Container Scenarios
Recovery Time Metrics in Krkn Telemetry
Krkn tracks three key recovery time metrics for each affected container:
pod_rescheduling_time - The time (in seconds) that the Kubernetes cluster took to reschedule the pod after it was killed. This measures the cluster’s scheduling efficiency and includes the time from pod deletion until the replacement pod is scheduled on a node. In some cases when the container gets killed, the pod won’t fully reschedule so the pod rescheduling might be 0.0 seconds
pod_readiness_time - The time (in seconds) the pod took to become ready after being scheduled. This measures application startup time, including container image pulls, initialization, and readiness probe success.
total_recovery_time - The total amount of time (in seconds) from pod deletion until the replacement pod became fully ready and available to serve traffic. This is the sum of rescheduling time and readiness time.
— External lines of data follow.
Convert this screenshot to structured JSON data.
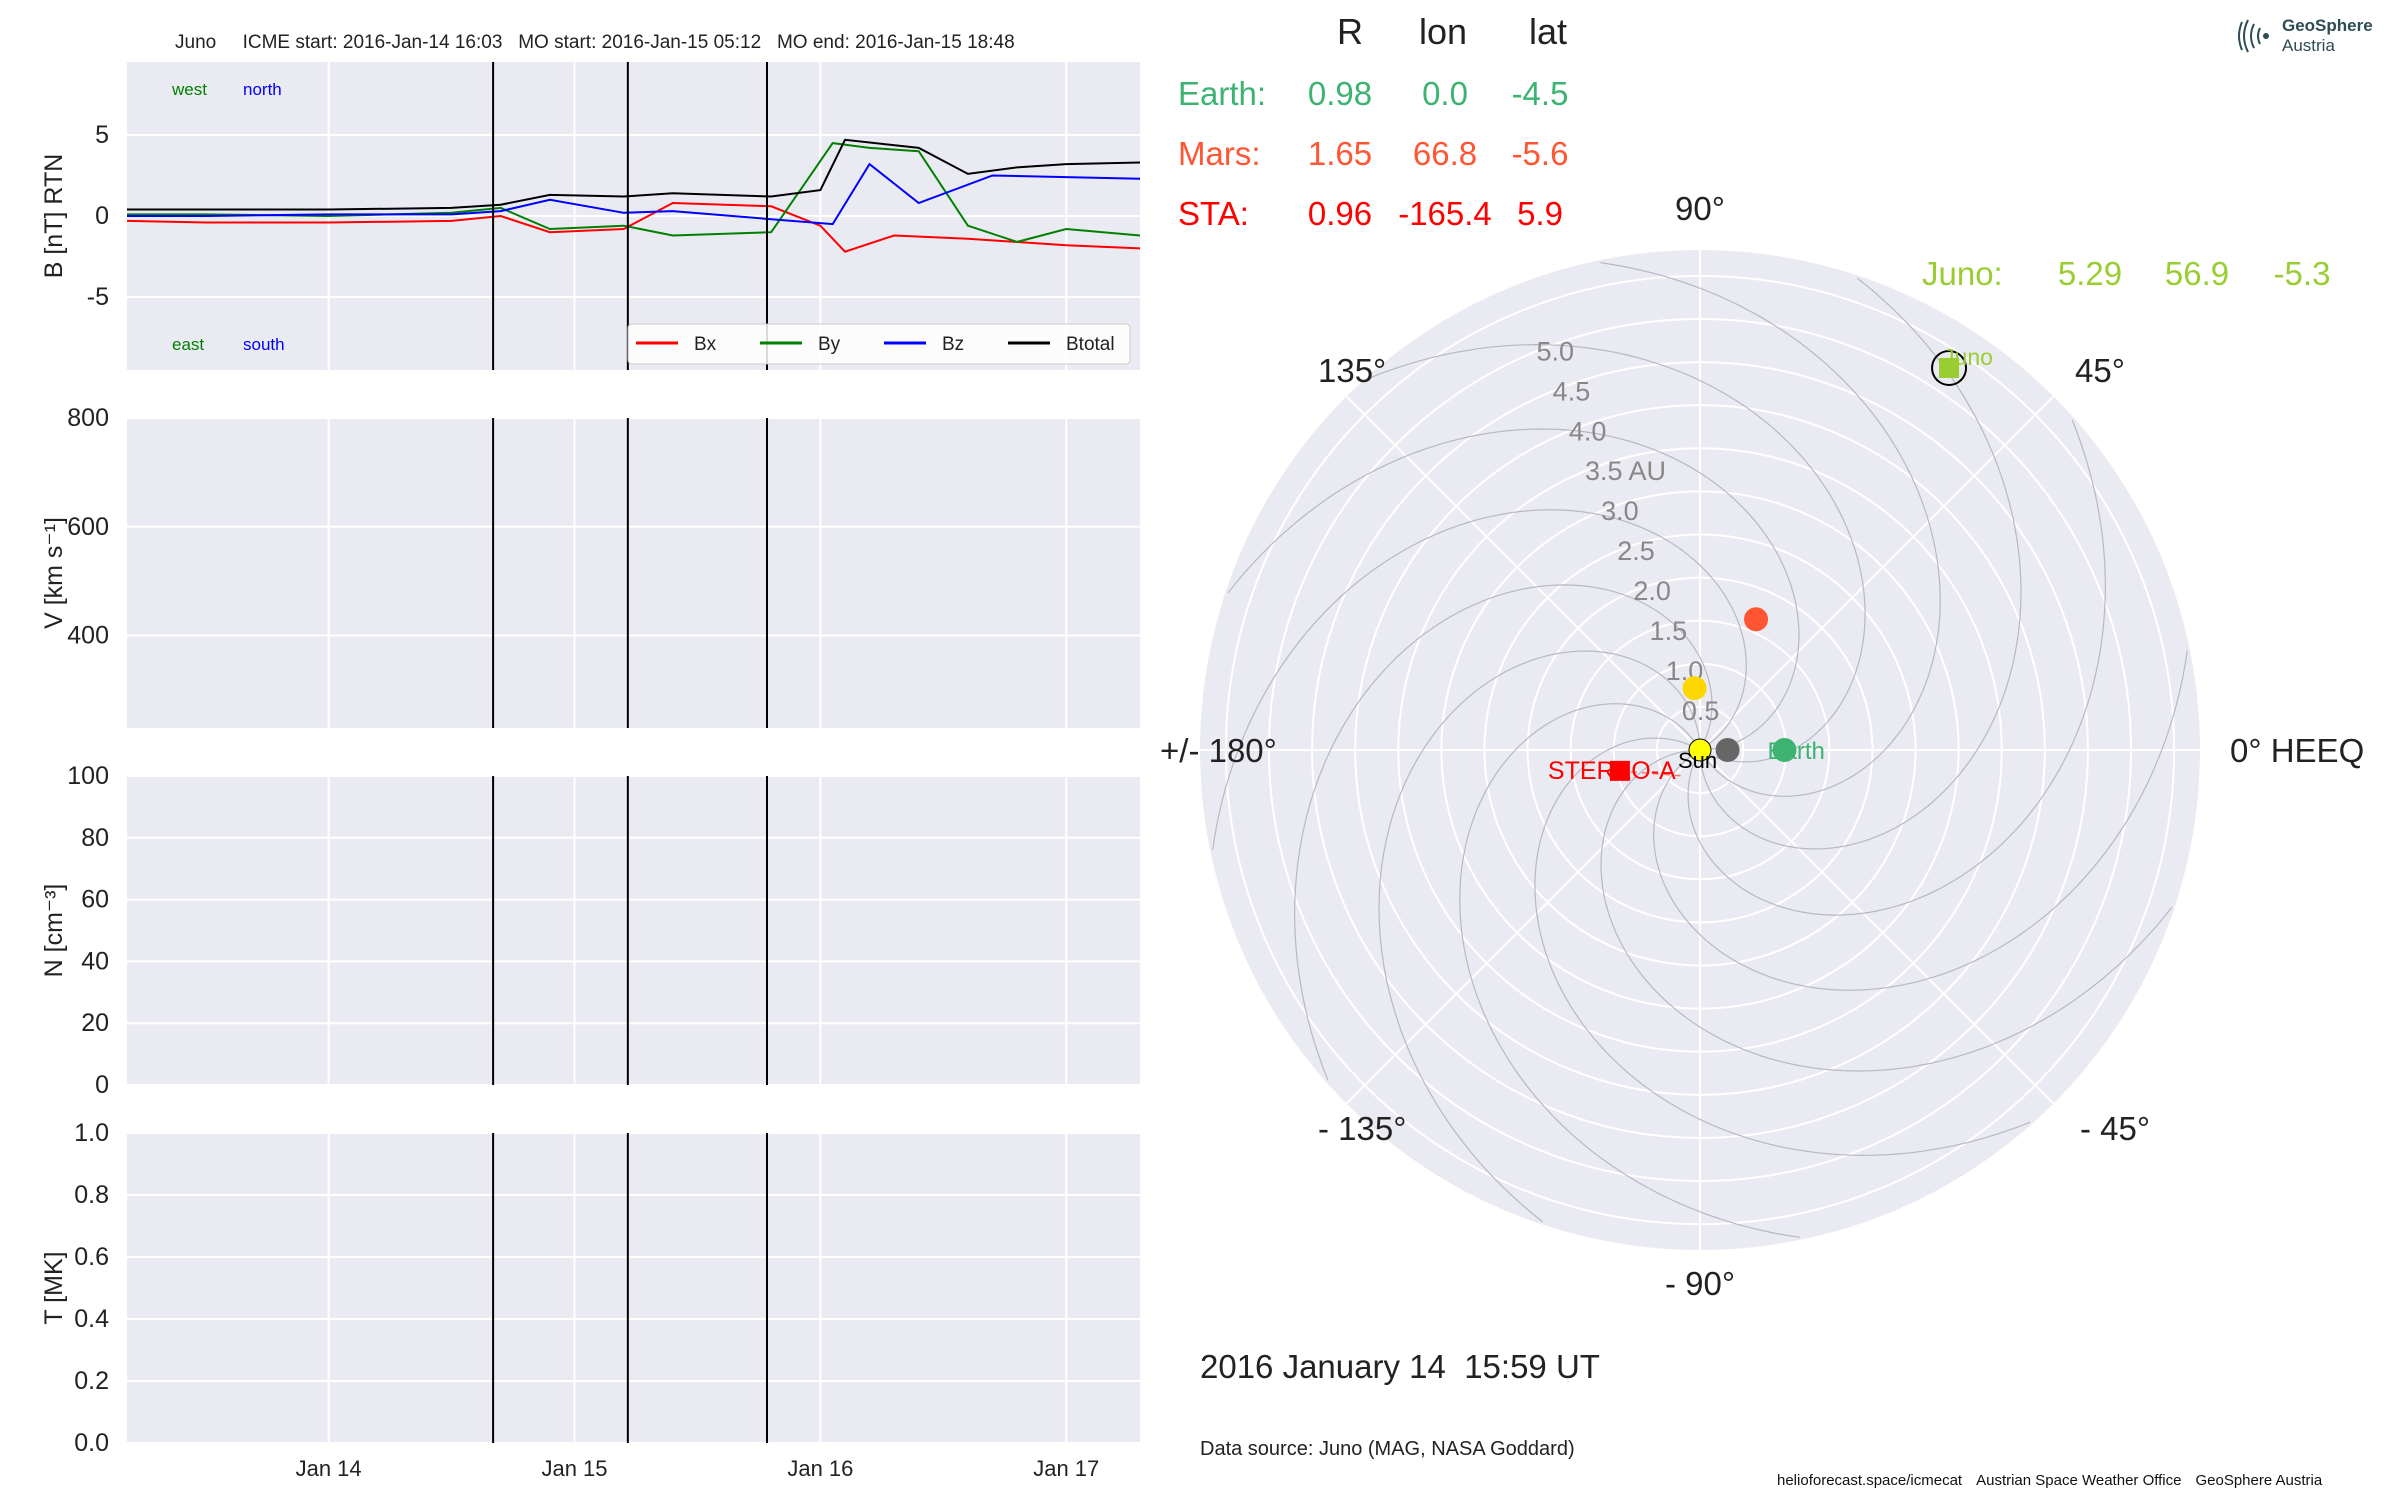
{
  "header": {
    "text": "Juno     ICME start: 2016-Jan-14 16:03   MO start: 2016-Jan-15 05:12   MO end: 2016-Jan-15 18:48"
  },
  "logo": {
    "name": "GeoSphere",
    "sub": "Austria"
  },
  "footer": {
    "items": [
      "helioforecast.space/icmecat",
      "Austrian Space Weather Office",
      "GeoSphere Austria"
    ]
  },
  "colors": {
    "panel_bg": "#eaeaf2",
    "Bx": "#ff0000",
    "By": "#008000",
    "Bz": "#0000ff",
    "Btotal": "#000000",
    "earth": "#3cb371",
    "mars": "#ff5533",
    "sta": "#ff0000",
    "juno": "#9acd32",
    "venus": "#ffd700",
    "mercury": "#666666",
    "sun": "#ffff00"
  },
  "chart_data": [
    {
      "type": "line",
      "panel": "magnetic field",
      "ylabel": "B [nT] RTN",
      "ylim": [
        -9.5,
        9.5
      ],
      "yticks": [
        -5,
        0,
        5
      ],
      "xlim_days": [
        13.18,
        17.3
      ],
      "xticks": [
        {
          "day": 14,
          "label": "Jan 14"
        },
        {
          "day": 15,
          "label": "Jan 15"
        },
        {
          "day": 16,
          "label": "Jan 16"
        },
        {
          "day": 17,
          "label": "Jan 17"
        }
      ],
      "event_lines": [
        {
          "label": "ICME start",
          "day": 14.669
        },
        {
          "label": "MO start",
          "day": 15.217
        },
        {
          "label": "MO end",
          "day": 15.783
        }
      ],
      "corner_labels": {
        "top_left": "west",
        "top_right": "north",
        "bottom_left": "east",
        "bottom_right": "south"
      },
      "legend": {
        "position": "lower-right",
        "entries": [
          "Bx",
          "By",
          "Bz",
          "Btotal"
        ]
      },
      "series": [
        {
          "name": "Bx",
          "points": [
            [
              13.18,
              -0.3
            ],
            [
              13.5,
              -0.4
            ],
            [
              14.0,
              -0.4
            ],
            [
              14.5,
              -0.3
            ],
            [
              14.7,
              0.0
            ],
            [
              14.9,
              -1.0
            ],
            [
              15.2,
              -0.8
            ],
            [
              15.4,
              0.8
            ],
            [
              15.8,
              0.6
            ],
            [
              16.0,
              -0.6
            ],
            [
              16.1,
              -2.2
            ],
            [
              16.3,
              -1.2
            ],
            [
              16.6,
              -1.4
            ],
            [
              17.0,
              -1.8
            ],
            [
              17.3,
              -2.0
            ]
          ]
        },
        {
          "name": "By",
          "points": [
            [
              13.18,
              0.1
            ],
            [
              13.5,
              0.1
            ],
            [
              14.0,
              0.0
            ],
            [
              14.5,
              0.2
            ],
            [
              14.7,
              0.5
            ],
            [
              14.9,
              -0.8
            ],
            [
              15.2,
              -0.6
            ],
            [
              15.4,
              -1.2
            ],
            [
              15.8,
              -1.0
            ],
            [
              16.05,
              4.5
            ],
            [
              16.2,
              4.2
            ],
            [
              16.4,
              4.0
            ],
            [
              16.6,
              -0.6
            ],
            [
              16.8,
              -1.6
            ],
            [
              17.0,
              -0.8
            ],
            [
              17.3,
              -1.2
            ]
          ]
        },
        {
          "name": "Bz",
          "points": [
            [
              13.18,
              0.0
            ],
            [
              13.5,
              0.0
            ],
            [
              14.0,
              0.1
            ],
            [
              14.5,
              0.1
            ],
            [
              14.7,
              0.3
            ],
            [
              14.9,
              1.0
            ],
            [
              15.2,
              0.2
            ],
            [
              15.4,
              0.3
            ],
            [
              15.8,
              -0.2
            ],
            [
              16.05,
              -0.5
            ],
            [
              16.2,
              3.2
            ],
            [
              16.4,
              0.8
            ],
            [
              16.7,
              2.5
            ],
            [
              17.0,
              2.4
            ],
            [
              17.3,
              2.3
            ]
          ]
        },
        {
          "name": "Btotal",
          "points": [
            [
              13.18,
              0.4
            ],
            [
              13.5,
              0.4
            ],
            [
              14.0,
              0.4
            ],
            [
              14.5,
              0.5
            ],
            [
              14.7,
              0.7
            ],
            [
              14.9,
              1.3
            ],
            [
              15.2,
              1.2
            ],
            [
              15.4,
              1.4
            ],
            [
              15.8,
              1.2
            ],
            [
              16.0,
              1.6
            ],
            [
              16.1,
              4.7
            ],
            [
              16.4,
              4.2
            ],
            [
              16.6,
              2.6
            ],
            [
              16.8,
              3.0
            ],
            [
              17.0,
              3.2
            ],
            [
              17.3,
              3.3
            ]
          ]
        }
      ]
    },
    {
      "type": "line",
      "panel": "speed",
      "ylabel": "V [km s⁻¹]",
      "ylim": [
        230,
        800
      ],
      "yticks": [
        400,
        600,
        800
      ],
      "series": []
    },
    {
      "type": "line",
      "panel": "density",
      "ylabel": "N [cm⁻³]",
      "ylim": [
        0,
        100
      ],
      "yticks": [
        0,
        20,
        40,
        60,
        80,
        100
      ],
      "series": []
    },
    {
      "type": "line",
      "panel": "temperature",
      "ylabel": "T [MK]",
      "ylim": [
        0,
        1
      ],
      "yticks": [
        0.0,
        0.2,
        0.4,
        0.6,
        0.8,
        1.0
      ],
      "tick_labels": [
        "0.0",
        "0.2",
        "0.4",
        "0.6",
        "0.8",
        "1.0"
      ],
      "series": []
    },
    {
      "type": "scatter",
      "panel": "polar orbit plot",
      "coordinate_system": "HEEQ",
      "rmax_au": 5.8,
      "radial_ticks": [
        {
          "r": 0.5,
          "label": "0.5"
        },
        {
          "r": 1.0,
          "label": "1.0"
        },
        {
          "r": 1.5,
          "label": "1.5"
        },
        {
          "r": 2.0,
          "label": "2.0"
        },
        {
          "r": 2.5,
          "label": "2.5"
        },
        {
          "r": 3.0,
          "label": "3.0"
        },
        {
          "r": 3.5,
          "label": "3.5 AU"
        },
        {
          "r": 4.0,
          "label": "4.0"
        },
        {
          "r": 4.5,
          "label": "4.5"
        },
        {
          "r": 5.0,
          "label": "5.0"
        }
      ],
      "angle_labels": [
        {
          "deg": 0,
          "label": "0° HEEQ"
        },
        {
          "deg": 45,
          "label": "45°"
        },
        {
          "deg": 90,
          "label": "90°"
        },
        {
          "deg": 135,
          "label": "135°"
        },
        {
          "deg": 180,
          "label": "+/- 180°"
        },
        {
          "deg": -135,
          "label": "- 135°"
        },
        {
          "deg": -90,
          "label": "- 90°"
        },
        {
          "deg": -45,
          "label": "- 45°"
        }
      ],
      "table_header": [
        "R",
        "lon",
        "lat"
      ],
      "bodies": [
        {
          "name": "Earth:",
          "R": "0.98",
          "lon": "0.0",
          "lat": "-4.5"
        },
        {
          "name": "Mars:",
          "R": "1.65",
          "lon": "66.8",
          "lat": "-5.6"
        },
        {
          "name": "STA:",
          "R": "0.96",
          "lon": "-165.4",
          "lat": "5.9"
        },
        {
          "name": "Juno:",
          "R": "5.29",
          "lon": "56.9",
          "lat": "-5.3"
        }
      ],
      "markers": [
        {
          "name": "Sun",
          "r": 0.0,
          "lon": 0,
          "label": "Sun"
        },
        {
          "name": "Mercury",
          "r": 0.32,
          "lon": 0
        },
        {
          "name": "Venus",
          "r": 0.72,
          "lon": 95
        },
        {
          "name": "Earth",
          "r": 0.98,
          "lon": 0.0,
          "label": "Earth"
        },
        {
          "name": "Mars",
          "r": 1.65,
          "lon": 66.8
        },
        {
          "name": "STEREO-A",
          "r": 0.96,
          "lon": -165.4,
          "label": "STEREO-A"
        },
        {
          "name": "Juno",
          "r": 5.29,
          "lon": 56.9,
          "label": "Juno"
        }
      ],
      "timestamp": "2016 January 14  15:59 UT",
      "data_source": "Data source: Juno (MAG, NASA Goddard)"
    }
  ]
}
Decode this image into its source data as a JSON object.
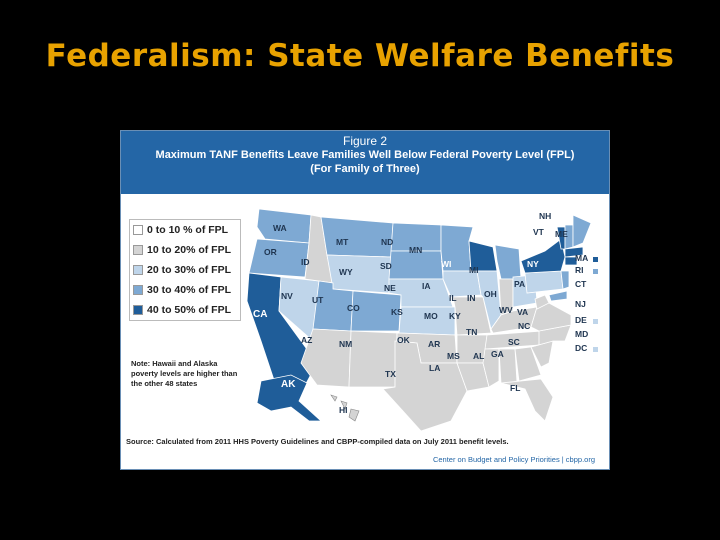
{
  "slide": {
    "title": "Federalism:  State Welfare Benefits"
  },
  "figure": {
    "number": "Figure 2",
    "title_line1": "Maximum TANF Benefits Leave Families Well Below Federal Poverty Level (FPL)",
    "title_line2": "(For Family of Three)",
    "note": "Note: Hawaii and Alaska poverty levels are higher than the other 48 states",
    "source": "Source: Calculated from 2011 HHS Poverty Guidelines and CBPP-compiled data on July 2011 benefit levels.",
    "credit": "Center on Budget and Policy Priorities | cbpp.org"
  },
  "legend": [
    {
      "label": "0 to 10 % of FPL",
      "color": "#ffffff"
    },
    {
      "label": "10 to 20% of FPL",
      "color": "#d4d4d4"
    },
    {
      "label": "20 to 30% of FPL",
      "color": "#bfd5ea"
    },
    {
      "label": "30 to 40% of FPL",
      "color": "#7ea9d3"
    },
    {
      "label": "40 to 50% of FPL",
      "color": "#1f5d99"
    }
  ],
  "states": {
    "WA": "WA",
    "OR": "OR",
    "CA": "CA",
    "NV": "NV",
    "ID": "ID",
    "MT": "MT",
    "WY": "WY",
    "UT": "UT",
    "CO": "CO",
    "AZ": "AZ",
    "NM": "NM",
    "ND": "ND",
    "SD": "SD",
    "NE": "NE",
    "KS": "KS",
    "OK": "OK",
    "TX": "TX",
    "MN": "MN",
    "IA": "IA",
    "MO": "MO",
    "AR": "AR",
    "LA": "LA",
    "WI": "WI",
    "IL": "IL",
    "MI": "MI",
    "IN": "IN",
    "OH": "OH",
    "KY": "KY",
    "TN": "TN",
    "MS": "MS",
    "AL": "AL",
    "GA": "GA",
    "FL": "FL",
    "SC": "SC",
    "NC": "NC",
    "VA": "VA",
    "WV": "WV",
    "PA": "PA",
    "NY": "NY",
    "VT": "VT",
    "NH": "NH",
    "ME": "ME",
    "MA": "MA",
    "RI": "RI",
    "CT": "CT",
    "NJ": "NJ",
    "DE": "DE",
    "MD": "MD",
    "DC": "DC",
    "AK": "AK",
    "HI": "HI"
  },
  "colors": {
    "c0": "#ffffff",
    "c1": "#d4d4d4",
    "c2": "#bfd5ea",
    "c3": "#7ea9d3",
    "c4": "#1f5d99"
  }
}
These metrics appear in the telemetry output under PodsStatus.recovered for successfully recovered pods. Pods that fail to recover within the timeout period appear under PodsStatus.unrecovered without timing data.
Example telemetry output:
{
"recovered": [
{
"pod_name": "backend-7d8f9c-xyz",
"namespace": "production",
"pod_rescheduling_time": 43.62235879898071,
"pod_readiness_time": 0.0,
"total_recovery_time": 43.62235879898071
}
],
"unrecovered": []
}